Guatemala-Stadt. Die Demonstrationen in Guatemala reißen nicht ab. Auch am gestrigen Mittwoch gingen tausende Indigene und Bauern auf die Straße und forderten den Rücktritt von Präsident Otto Pérez Molina.  Am vergangenen Samstag nahmen alleine in Guatemala-Stadt auf dem Hauptplatz über 50.000 Personen bei der zweiten Protestkundgebung unter dem Motto "#RenunciaYa" (Rücktritt jetzt) teil. In verschiedenen Bezirkshauptstädten und auch im Ausland fanden sich weitere Guatemalteken zusammen, die gegen die Korruption und die allgemeinen Missstände in der Politik und im Justizsystem protestierten und den Rücktritt des Präsidenten fordern.

Auslöser der Proteste ist ein Korruptionsskandal auf höchster Regierungsebene, der Mitte April aufgedeckt wurde.

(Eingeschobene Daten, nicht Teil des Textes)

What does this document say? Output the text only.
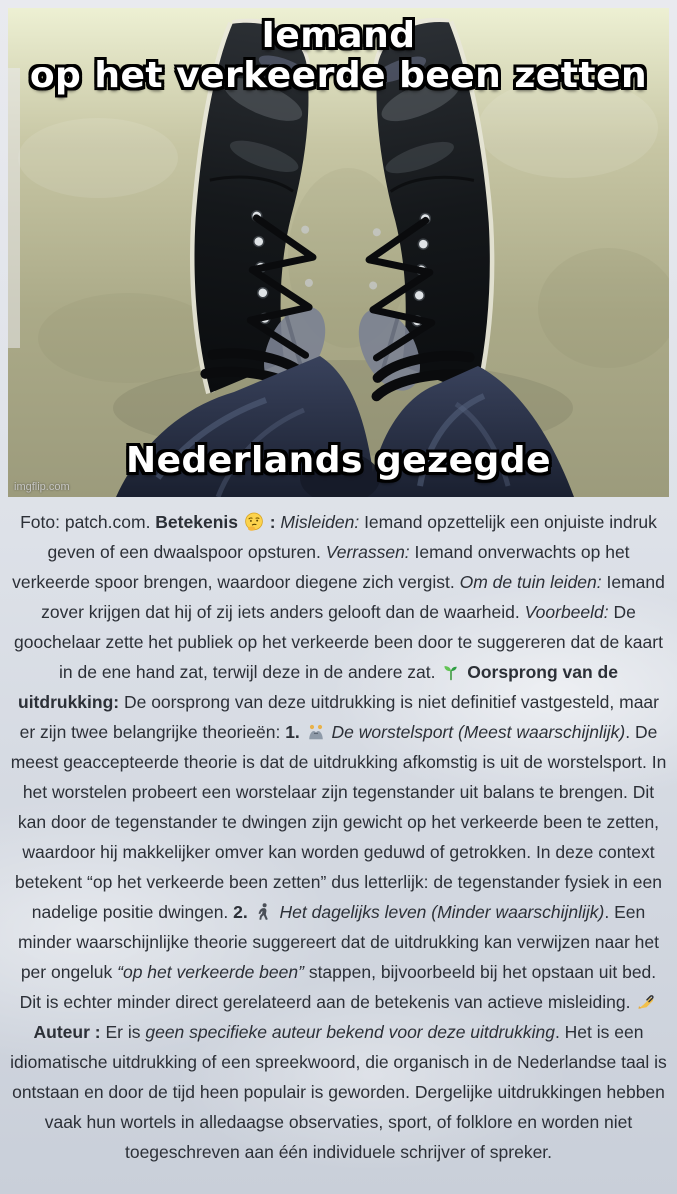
Iemand
op het verkeerde been zetten
Nederlands gezegde
imgflip.com
Foto: patch.com. Betekenis
: Misleiden: Iemand opzettelijk een onjuiste indruk geven of een dwaalspoor opsturen. Verrassen: Iemand onverwachts op het verkeerde spoor brengen, waardoor diegene zich vergist. Om de tuin leiden: Iemand zover krijgen dat hij of zij iets anders gelooft dan de waarheid. Voorbeeld: De goochelaar zette het publiek op het verkeerde been door te suggereren dat de kaart in de ene hand zat, terwijl deze in de andere zat.
Oorsprong van de uitdrukking: De oorsprong van deze uitdrukking is niet definitief vastgesteld, maar er zijn twee belangrijke theorieën: 1.
De worstelsport (Meest waarschijnlijk). De meest geaccepteerde theorie is dat de uitdrukking afkomstig is uit de worstelsport. In het worstelen probeert een worstelaar zijn tegenstander uit balans te brengen. Dit kan door de tegenstander te dwingen zijn gewicht op het verkeerde been te zetten, waardoor hij makkelijker omver kan worden geduwd of getrokken. In deze context betekent “op het verkeerde been zetten” dus letterlijk: de tegenstander fysiek in een nadelige positie dwingen. 2.
Het dagelijks leven (Minder waarschijnlijk). Een minder waarschijnlijke theorie suggereert dat de uitdrukking kan verwijzen naar het per ongeluk “op het verkeerde been” stappen, bijvoorbeeld bij het opstaan uit bed. Dit is echter minder direct gerelateerd aan de betekenis van actieve misleiding.
Auteur : Er is geen specifieke auteur bekend voor deze uitdrukking. Het is een idiomatische uitdrukking of een spreekwoord, die organisch in de Nederlandse taal is ontstaan en door de tijd heen populair is geworden. Dergelijke uitdrukkingen hebben vaak hun wortels in alledaagse observaties, sport, of folklore en worden niet toegeschreven aan één individuele schrijver of spreker.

Ein kriminelles Netz von Schmugglern und Zollbetrügern unter Führung des Privatsekretärs der Vizepräsidentin Roxana Baldetti soll Millionen US-Dollar unterschlagen haben. Nach landesweiten Demonstrationen am 25. April war Baldetti schließlich am 8. Mai zurückgetreten.

Der Zusammenschluss sozialer Bewegungen "Asamblea Social y Popular" verlangt in einem Kommuniqué, dass die für September festgesetzten Präsidentschafts- und Kongresswahlen verschoben und ein Übergangsrat gewählt wird, der das Wahl- und Parteiengesetz reformiert. Auf diesem Weg soll eine direkte Beteiligung aller sozialer Sektoren und indigener Völker ermöglicht werden. Weiter soll eine verfassunggebende Versammlung einberufen werden, die das Fundament für eine wirkliche Transformation des sozialen, wirtschaftlichen und politischen Systems legen soll, heißt es in dem Dokument.

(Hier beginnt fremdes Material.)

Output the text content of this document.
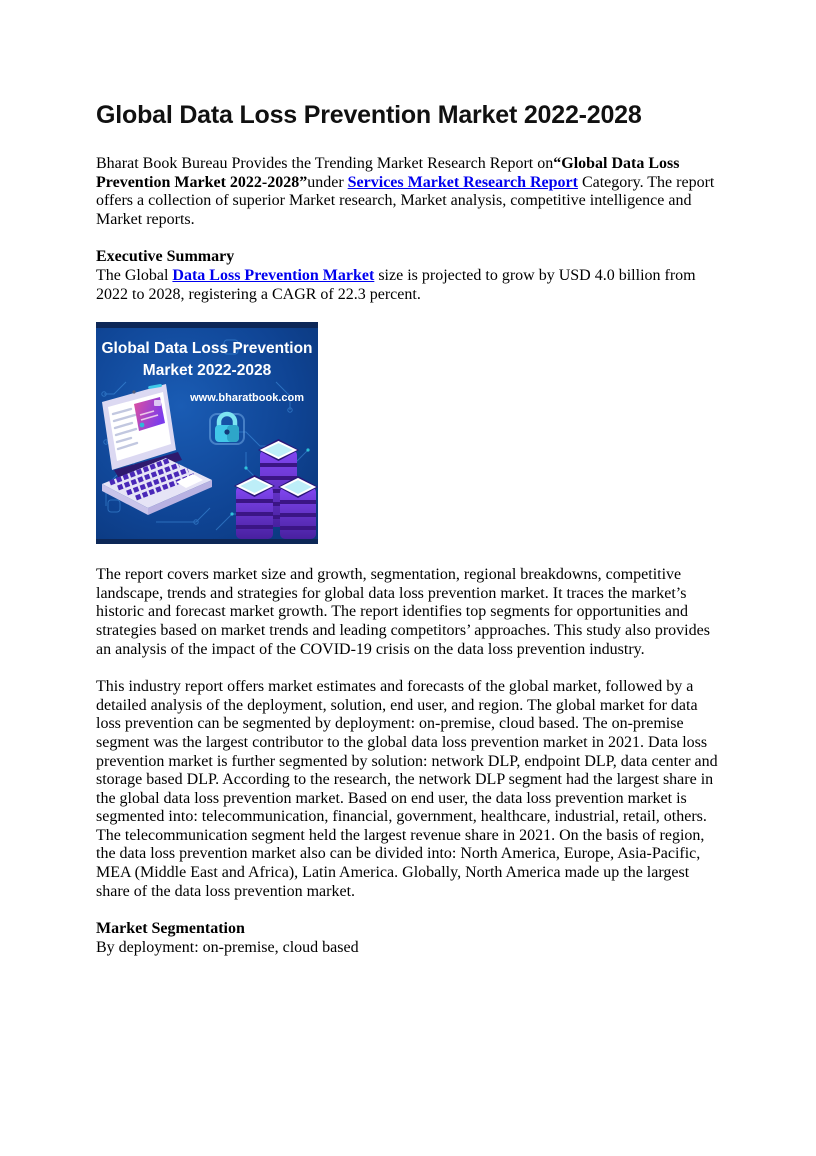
Global Data Loss Prevention Market 2022-2028

Bharat Book Bureau Provides the Trending Market Research Report on“Global Data Loss Prevention Market 2022-2028”under Services Market Research Report Category. The report offers a collection of superior Market research, Market analysis, competitive intelligence and Market reports.

Executive Summary

The Global Data Loss Prevention Market size is projected to grow by USD 4.0 billion from 2022 to 2028, registering a CAGR of 22.3 percent.

Global Data Loss Prevention
Market 2022-2028
www.bharatbook.com

The report covers market size and growth, segmentation, regional breakdowns, competitive landscape, trends and strategies for global data loss prevention market. It traces the market’s historic and forecast market growth. The report identifies top segments for opportunities and strategies based on market trends and leading competitors’ approaches. This study also provides an analysis of the impact of the COVID-19 crisis on the data loss prevention industry.

This industry report offers market estimates and forecasts of the global market, followed by a detailed analysis of the deployment, solution, end user, and region. The global market for data loss prevention can be segmented by deployment: on-premise, cloud based. The on-premise segment was the largest contributor to the global data loss prevention market in 2021. Data loss prevention market is further segmented by solution: network DLP, endpoint DLP, data center and storage based DLP. According to the research, the network DLP segment had the largest share in the global data loss prevention market. Based on end user, the data loss prevention market is segmented into: telecommunication, financial, government, healthcare, industrial, retail, others. The telecommunication segment held the largest revenue share in 2021. On the basis of region, the data loss prevention market also can be divided into: North America, Europe, Asia-Pacific, MEA (Middle East and Africa), Latin America. Globally, North America made up the largest share of the data loss prevention market.

Market Segmentation

By deployment: on-premise, cloud based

Pérez Molina entgegnete den Demonstranten, dass er ein verfassungsrechtliches Mandat bis zum 14. Januar 2016 erfülle und im Amt bleiben werde. Eine Person auszuwechseln würde das Problem nicht lösen. Es seien tiefgründige Änderungen des Systems nötig, so der Präsident. Nach den großen Demonstrationen vom Sonntag führte die Volkspartei, die Partei des aktuellen Präsidenten, eine außerordentliche Versammlung zur Wahl des Präsidentschaftskandidaten durch. Der gewählte Kandidat, Mario David García, erklärte in seiner Ansprache, die Kundgebungen seien eine "radikale Verschwörung" gegen das Verfassungsrecht. Pérez Molina dürfe diesem Druck nicht nachgeben.

Die drei großen Bauernorganisationen CNOC, CUC und CODEACA kündigten derweil weitere Demonstrationen an, um den Rücktritt des Präsidenten durchzusetzen.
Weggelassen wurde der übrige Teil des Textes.